East Lake head coach Rob Jenkins has made no promises and has said she has to earn the job on her ability. Darius Holtzclaw, who works with the kickers, said that right now she is scheduled to kick extra points and field goals. Kavouklis handled kickoffs on the JV squad, but someone else will do that this year on the varsity.
Holtzclaw said her accuracy, leg strength and leg speed are fine. Both Kavouklis and Holtzclaw said she has to work more on her mental preparation.
"That's the big thing, getting rid of her nervousness," Holtzclaw said. "She doesn't really show it, but you can tell."
Maisner said her development is in line with other kickers who move up from JV to varsity.

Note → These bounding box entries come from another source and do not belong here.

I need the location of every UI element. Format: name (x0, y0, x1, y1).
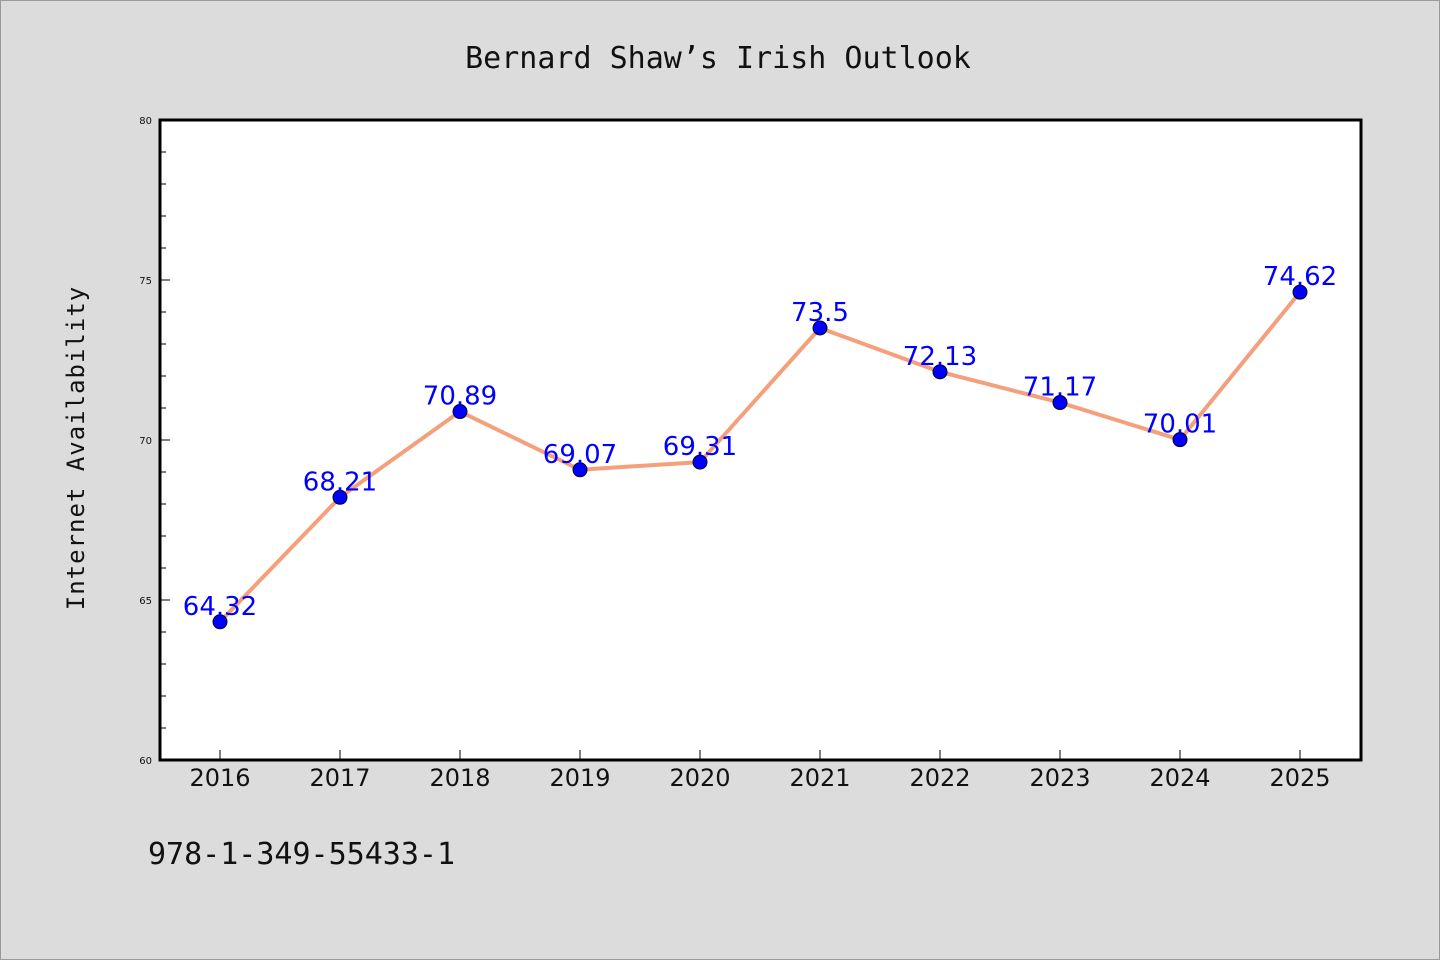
x-tick-label: 2024 (1149, 764, 1210, 792)
x-tick-label: 2019 (549, 764, 610, 792)
data-label: 69.07 (543, 440, 617, 470)
chart-title: Bernard Shaw’s Irish Outlook (465, 41, 971, 76)
data-point-marker (1292, 284, 1308, 300)
data-label: 70.01 (1143, 410, 1217, 440)
data-label: 69.31 (663, 432, 737, 462)
x-tick-label: 2025 (1269, 764, 1330, 792)
isbn-footer: 978-1-349-55433-1 (148, 837, 455, 872)
series-group (212, 284, 1308, 630)
series-line (218, 290, 1302, 624)
y-tick-label: 75 (139, 276, 152, 287)
x-tick-label: 2020 (669, 764, 730, 792)
y-tick-label: 70 (139, 436, 152, 447)
data-point-marker (212, 614, 228, 630)
x-axis-ticks: 2016 2017 2018 2019 2020 2021 2022 2023 2024 2025 (189, 750, 1331, 792)
data-point-marker (1172, 432, 1188, 448)
y-tick-label: 60 (139, 756, 152, 767)
data-label: 68.21 (303, 467, 377, 497)
data-label: 70.89 (423, 382, 497, 412)
x-tick-label: 2021 (789, 764, 850, 792)
x-tick-label: 2022 (909, 764, 970, 792)
data-label: 74.62 (1263, 262, 1337, 292)
x-tick-label: 2017 (309, 764, 370, 792)
data-labels: 64.32 68.21 70.89 69.07 69.31 73.5 72.13 71.17 7… (183, 262, 1337, 622)
data-label: 72.13 (903, 342, 977, 372)
data-point-marker (692, 454, 708, 470)
data-label: 71.17 (1023, 373, 1097, 403)
plot-area (160, 120, 1361, 760)
plot-border (158, 118, 1363, 762)
data-point-marker (332, 489, 348, 505)
data-point-marker (572, 462, 588, 478)
data-point-marker (1052, 395, 1068, 411)
x-tick-label: 2016 (189, 764, 250, 792)
data-label: 64.32 (183, 592, 257, 622)
y-tick-label: 80 (139, 116, 152, 127)
y-axis-label: Internet Availability (62, 286, 90, 610)
data-point-marker (452, 404, 468, 420)
data-point-marker (932, 364, 948, 380)
y-axis-ticks: 60 65 70 75 80 (139, 116, 170, 767)
data-point-marker (812, 320, 828, 336)
y-tick-label: 65 (139, 596, 152, 607)
x-tick-label: 2023 (1029, 764, 1090, 792)
data-label: 73.5 (791, 298, 849, 328)
x-tick-label: 2018 (429, 764, 490, 792)
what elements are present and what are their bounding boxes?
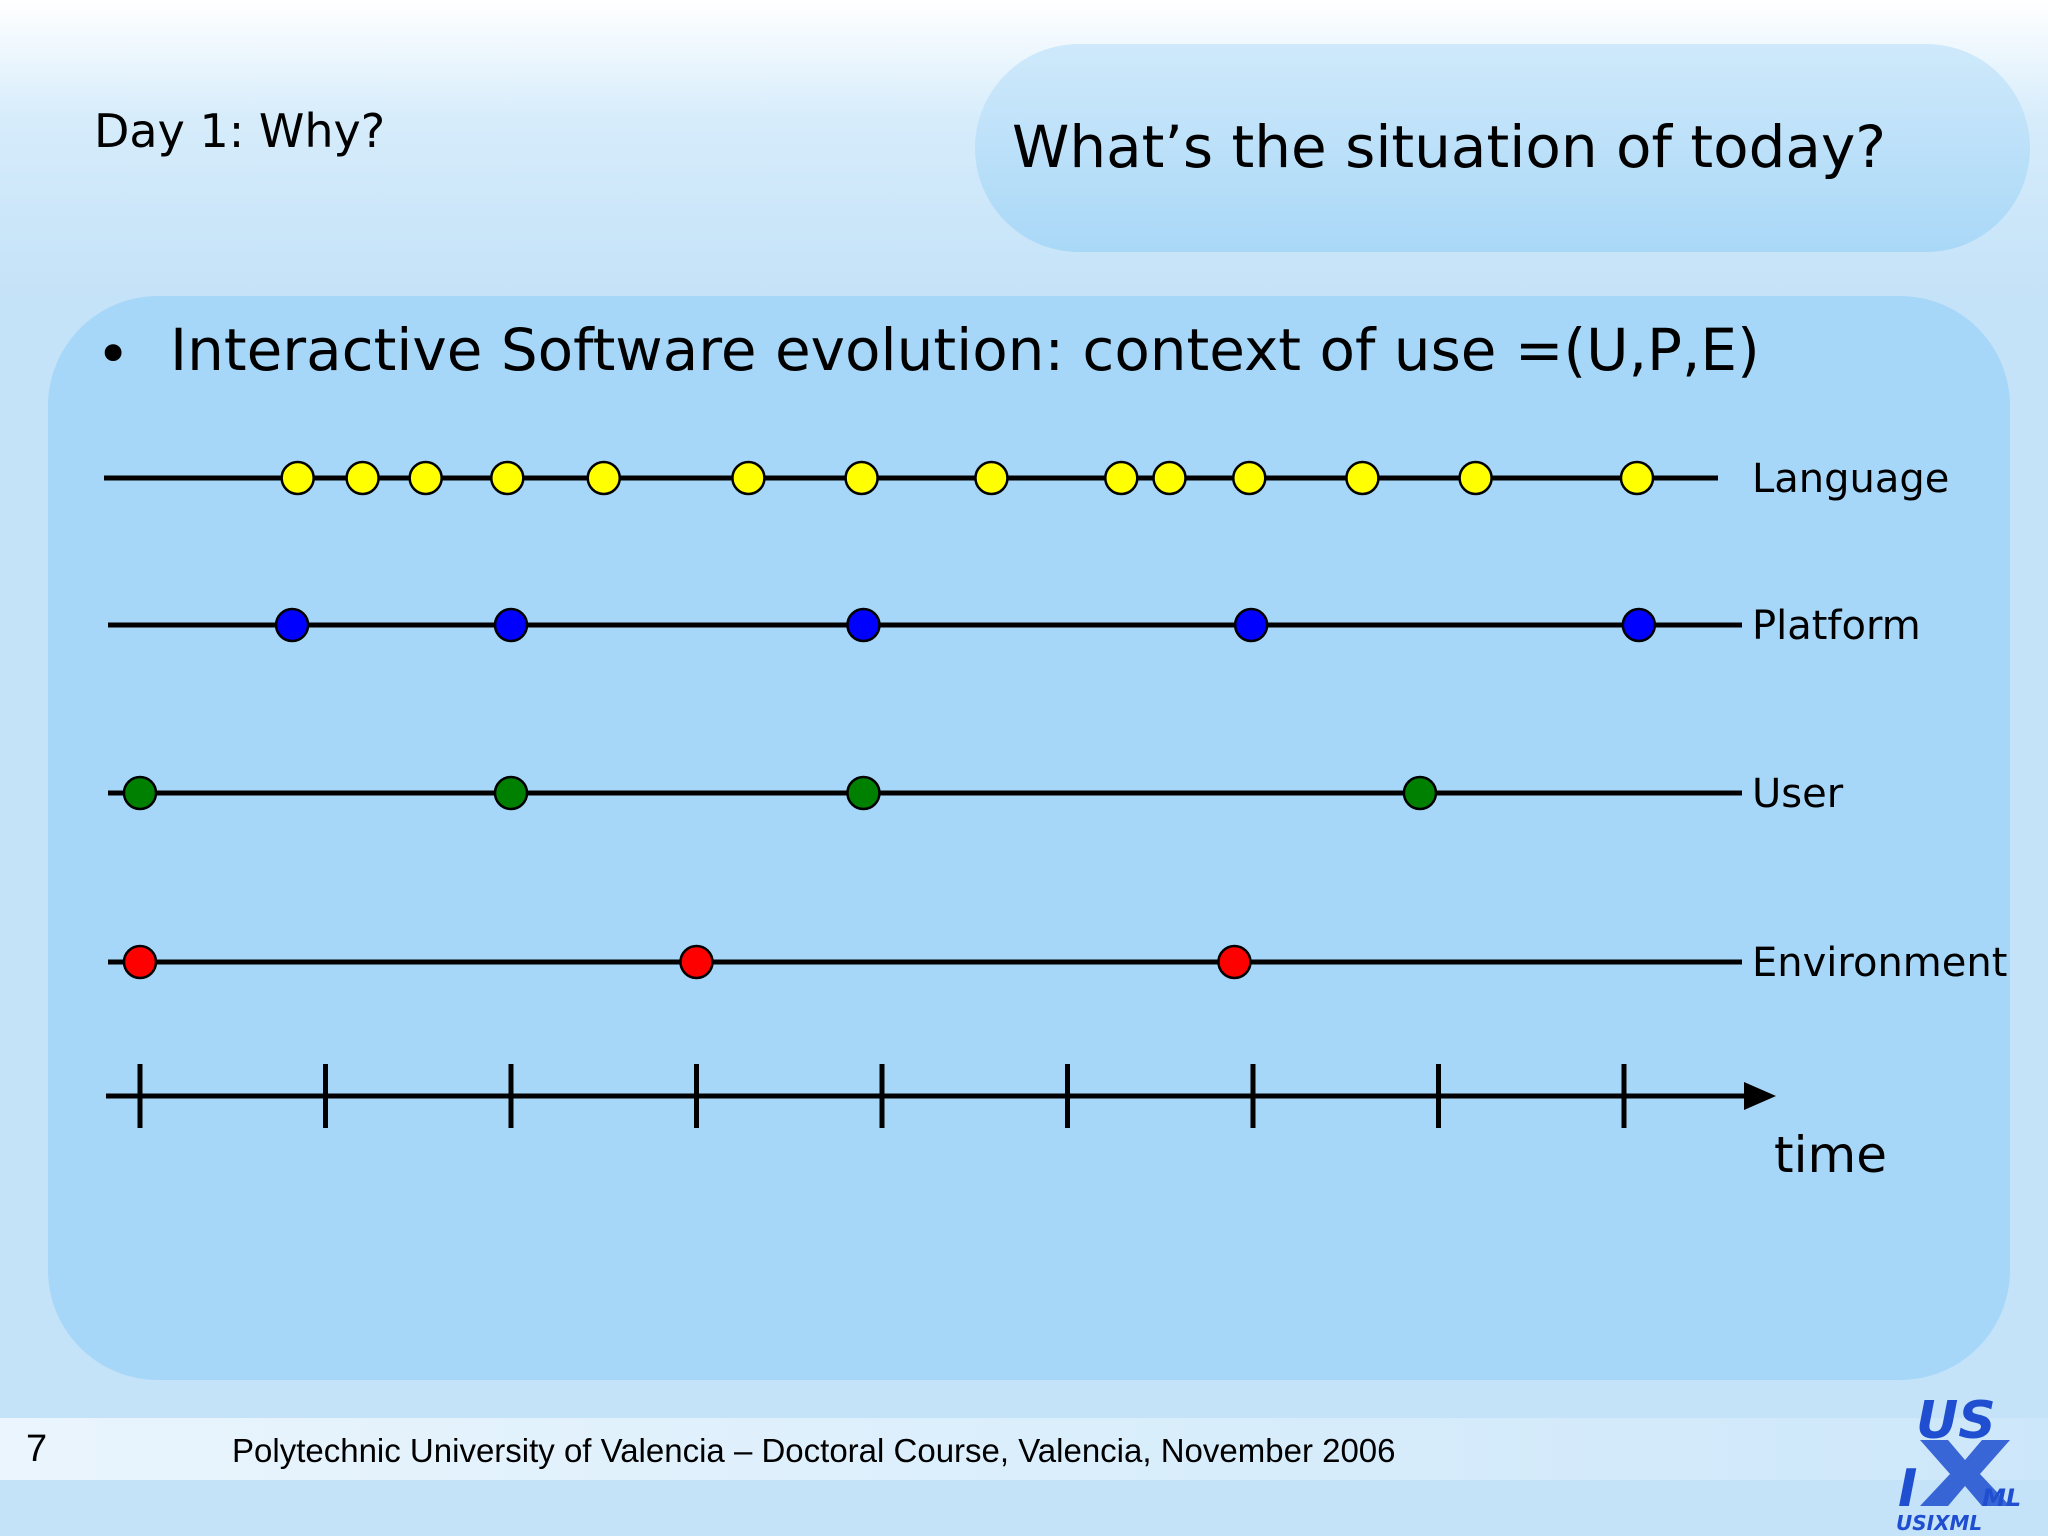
event-dot-user: [846, 775, 881, 811]
event-dot-language: [1152, 460, 1187, 496]
event-dot-platform: [846, 607, 881, 643]
event-dot-platform: [1621, 607, 1657, 643]
event-dot-language: [586, 460, 621, 496]
logo-letters-top: US: [1916, 1391, 1996, 1451]
footer-band: [0, 1418, 2048, 1480]
event-dot-environment: [1217, 944, 1252, 980]
event-dot-language: [490, 460, 525, 496]
event-dot-environment: [679, 944, 714, 980]
bullet-text: Interactive Software evolution: context …: [170, 316, 1760, 384]
timeline-label-user: User: [1752, 771, 1844, 817]
event-dot-language: [280, 460, 315, 496]
event-dot-user: [122, 775, 158, 811]
event-dot-user: [1402, 775, 1438, 811]
event-dot-language: [1104, 460, 1139, 496]
timeline-label-platform: Platform: [1752, 603, 1921, 649]
logo-caption: USIXML: [1896, 1511, 1982, 1534]
event-dot-language: [731, 460, 766, 496]
event-dot-environment: [122, 944, 158, 980]
usixml-logo-mark: [1920, 1440, 2010, 1506]
timelines-group: Language Platform User Environment: [104, 456, 2007, 986]
event-dot-platform: [1233, 607, 1269, 643]
event-dot-language: [974, 460, 1009, 496]
timeline-label-environment: Environment: [1752, 940, 2007, 986]
footer-text: Polytechnic University of Valencia – Doc…: [232, 1432, 1396, 1469]
event-dot-platform: [493, 607, 529, 643]
event-dot-language: [1345, 460, 1380, 496]
event-dot-language: [1232, 460, 1267, 496]
logo-letters-mid: I: [1898, 1459, 1917, 1519]
event-dot-platform: [274, 607, 310, 643]
event-dot-language: [844, 460, 879, 496]
time-axis: time: [106, 1064, 1887, 1184]
time-axis-arrow: [1744, 1082, 1776, 1110]
page-number: 7: [26, 1428, 48, 1470]
section-label: Day 1: Why?: [94, 104, 386, 158]
title-box: [975, 44, 2030, 252]
bullet-marker: •: [96, 320, 131, 388]
event-dot-language: [408, 460, 443, 496]
event-dot-user: [493, 775, 529, 811]
event-dot-language: [345, 460, 380, 496]
event-dot-language: [1619, 460, 1655, 496]
slide-title: What’s the situation of today?: [1012, 113, 1887, 181]
time-axis-label: time: [1774, 1126, 1887, 1184]
usixml-logo: US I ML USIXML: [1896, 1391, 2021, 1534]
logo-letters-ml: ML: [1982, 1484, 2021, 1512]
timeline-label-language: Language: [1752, 456, 1949, 502]
event-dot-language: [1458, 460, 1493, 496]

"She proved herself to be an athlete" last year, Maisner said. "She wanted no press (coverage), she wouldn't allow any until the end of the season. . . . Hardly anyone knew she was a girl until the end of the season. It wasn't a big deal."
Her coaches and teammates said she fits in well. Senior Jay Mize, a receiver and free safety, said players were wondering before the season what it would be like to have a girl on their team, but since her arrival it has not been an issue.
"We don't treat her different," Mize said. "She just goes out and does her thing. She's not an oddball. She's a good player. . . . Everybody's her friend."
Her gender does not complicate things. Before games, the 5-feet-8, 120-pound Kavouklis simply uses the girls locker room to change into her uniform, then heads to the team room for the pregame talk.
Kavouklis, who carries a 3.7 grade-point average in honors classes, hopes to earn a soccer scholarship to a Division I university. But she plans to keep playing football in high school. Placekicking is fun, she said, it's a challenge, and she would like to see how good she can be.
Nothing can match the feeling of making a field goal, she said. Getting hit is not the worst thing about playing football, though that happened to her a few times on kickoffs last year.
"The worst feeling in the world is when you go up for a field goal and the ref says, "No good,' " she said. "You just want to ask, "Can I kick it again?' "
IF YOU GO
East Lake opens its football season at Clearwater High tonight at 7.